J’ai alors persévéré et essayé de me procurer ce que Karima Lazali avait déjà écrit par ailleurs et ce n’est pas sans un plaisir identique que j’ai pu lire ses textes sur le politique, les conditions politiques d’exercice de la psychanalyse, la langue, les ravages du Un, l’adolescence, le féminin, le sexe, la mort et le corps … toutes questions posées avec sa façon éminemment singulière d’entendre et de repérer à quel point ce que l’on devait à la parole pouvait se révéler « oublié ».

Cette parole carencée est, comme l’avance notre jeune collègue, une atteinte au langage comme substance vivante du parlant, et rien que cette manière d’entendre l’enjeu de la parole lui donne raison de vouloir articuler plus correctement l’individuel et le collectif en donnant toute sa légitimité pour ce faire au désir de l’analyste en acte.

Puisse le lecteur lire les écrits de Karima Lazali, ici rassemblés dans un apparent patchwork, comme une invitation à y aller chacun de sa propre parole, certes solitaire mais non sans être, dans le même mouvement, solidaire de celle des autres.

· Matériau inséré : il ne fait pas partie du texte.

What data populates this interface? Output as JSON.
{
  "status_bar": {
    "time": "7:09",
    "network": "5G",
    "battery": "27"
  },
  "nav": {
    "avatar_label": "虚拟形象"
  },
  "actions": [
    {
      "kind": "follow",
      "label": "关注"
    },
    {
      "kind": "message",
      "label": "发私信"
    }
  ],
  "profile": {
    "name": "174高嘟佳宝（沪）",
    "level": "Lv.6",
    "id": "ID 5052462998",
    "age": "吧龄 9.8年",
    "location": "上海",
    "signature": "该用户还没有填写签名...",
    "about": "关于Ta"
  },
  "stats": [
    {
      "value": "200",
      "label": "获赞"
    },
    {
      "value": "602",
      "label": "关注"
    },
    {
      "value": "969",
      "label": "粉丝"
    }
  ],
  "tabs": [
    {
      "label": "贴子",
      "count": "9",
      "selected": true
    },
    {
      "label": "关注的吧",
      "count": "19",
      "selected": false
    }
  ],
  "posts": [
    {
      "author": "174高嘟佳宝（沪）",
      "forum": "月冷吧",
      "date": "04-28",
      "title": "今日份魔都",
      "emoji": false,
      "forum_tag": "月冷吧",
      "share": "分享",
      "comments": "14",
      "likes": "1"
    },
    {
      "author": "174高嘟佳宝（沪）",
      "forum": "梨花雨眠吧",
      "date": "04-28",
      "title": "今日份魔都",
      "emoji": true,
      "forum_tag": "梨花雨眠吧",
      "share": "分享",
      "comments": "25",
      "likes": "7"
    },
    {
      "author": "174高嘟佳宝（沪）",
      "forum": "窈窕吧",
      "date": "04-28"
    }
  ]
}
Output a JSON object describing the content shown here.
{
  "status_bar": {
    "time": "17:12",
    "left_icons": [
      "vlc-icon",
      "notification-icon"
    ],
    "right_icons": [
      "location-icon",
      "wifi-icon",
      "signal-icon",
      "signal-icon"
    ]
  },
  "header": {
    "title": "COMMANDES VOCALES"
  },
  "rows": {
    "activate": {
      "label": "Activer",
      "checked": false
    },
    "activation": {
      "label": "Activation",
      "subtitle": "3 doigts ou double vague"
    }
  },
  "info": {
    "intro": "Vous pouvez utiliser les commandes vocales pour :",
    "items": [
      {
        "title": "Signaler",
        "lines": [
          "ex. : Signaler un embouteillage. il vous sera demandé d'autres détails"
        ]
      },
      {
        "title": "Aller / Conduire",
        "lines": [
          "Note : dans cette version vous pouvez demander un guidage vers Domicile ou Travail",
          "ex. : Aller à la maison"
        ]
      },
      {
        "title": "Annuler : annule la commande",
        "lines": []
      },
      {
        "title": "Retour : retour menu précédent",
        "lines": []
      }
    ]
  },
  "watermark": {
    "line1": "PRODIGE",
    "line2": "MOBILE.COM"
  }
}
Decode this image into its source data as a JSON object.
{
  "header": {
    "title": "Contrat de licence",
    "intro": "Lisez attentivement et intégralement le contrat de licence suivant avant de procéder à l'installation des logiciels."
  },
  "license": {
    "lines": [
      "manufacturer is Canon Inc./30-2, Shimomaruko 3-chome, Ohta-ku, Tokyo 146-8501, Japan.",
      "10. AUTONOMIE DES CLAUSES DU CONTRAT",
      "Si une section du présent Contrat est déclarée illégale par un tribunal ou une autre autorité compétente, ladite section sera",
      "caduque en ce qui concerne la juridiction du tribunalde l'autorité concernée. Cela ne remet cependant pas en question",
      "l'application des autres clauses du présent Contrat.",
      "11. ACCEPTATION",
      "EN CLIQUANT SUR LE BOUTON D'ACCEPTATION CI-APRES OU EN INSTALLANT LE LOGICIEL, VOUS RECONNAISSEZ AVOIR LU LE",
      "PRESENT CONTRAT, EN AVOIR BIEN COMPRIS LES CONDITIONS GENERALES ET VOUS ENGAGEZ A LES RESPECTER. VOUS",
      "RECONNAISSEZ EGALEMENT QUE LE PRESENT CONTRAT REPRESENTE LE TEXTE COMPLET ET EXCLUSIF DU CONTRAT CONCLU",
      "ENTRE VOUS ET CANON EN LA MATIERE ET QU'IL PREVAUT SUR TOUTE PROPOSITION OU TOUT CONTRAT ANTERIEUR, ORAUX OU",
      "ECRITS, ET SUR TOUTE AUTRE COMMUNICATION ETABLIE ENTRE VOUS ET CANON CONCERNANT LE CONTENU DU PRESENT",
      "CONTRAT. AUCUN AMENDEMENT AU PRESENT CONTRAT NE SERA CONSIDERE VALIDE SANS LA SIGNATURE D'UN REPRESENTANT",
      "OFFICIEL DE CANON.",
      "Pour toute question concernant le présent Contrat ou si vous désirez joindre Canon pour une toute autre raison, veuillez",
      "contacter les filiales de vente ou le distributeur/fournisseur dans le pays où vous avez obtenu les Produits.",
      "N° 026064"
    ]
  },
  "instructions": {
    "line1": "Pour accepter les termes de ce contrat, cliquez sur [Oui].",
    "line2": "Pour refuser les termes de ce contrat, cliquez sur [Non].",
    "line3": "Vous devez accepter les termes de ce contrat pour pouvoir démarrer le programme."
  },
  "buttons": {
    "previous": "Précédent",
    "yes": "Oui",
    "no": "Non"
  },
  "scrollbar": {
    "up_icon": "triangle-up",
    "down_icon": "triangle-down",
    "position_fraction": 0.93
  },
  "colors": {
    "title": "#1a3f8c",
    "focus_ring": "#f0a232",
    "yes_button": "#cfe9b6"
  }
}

C’est une chance d’accueillir dans la collection « Humus » une collègue qui non seulement témoigne de ce qu’elle n’a pas eu froid aux yeux en se confrontant à sa clinique, mais qui, surtout, a abandonné le déni tellement utilisé aujourd’hui pour lui préférer l’inventivité de l’expérience clinique et de l’élaboration qui peut s’ensuivre. Il ne me reste plus qu’à inviter le lecteur à la découvrir.


Notes du chapitre

[1]  K. Lazali, « Les enfants de la carence : souffle et essoufflement de la parole », La Revue lacanienne, n° 12, 2012.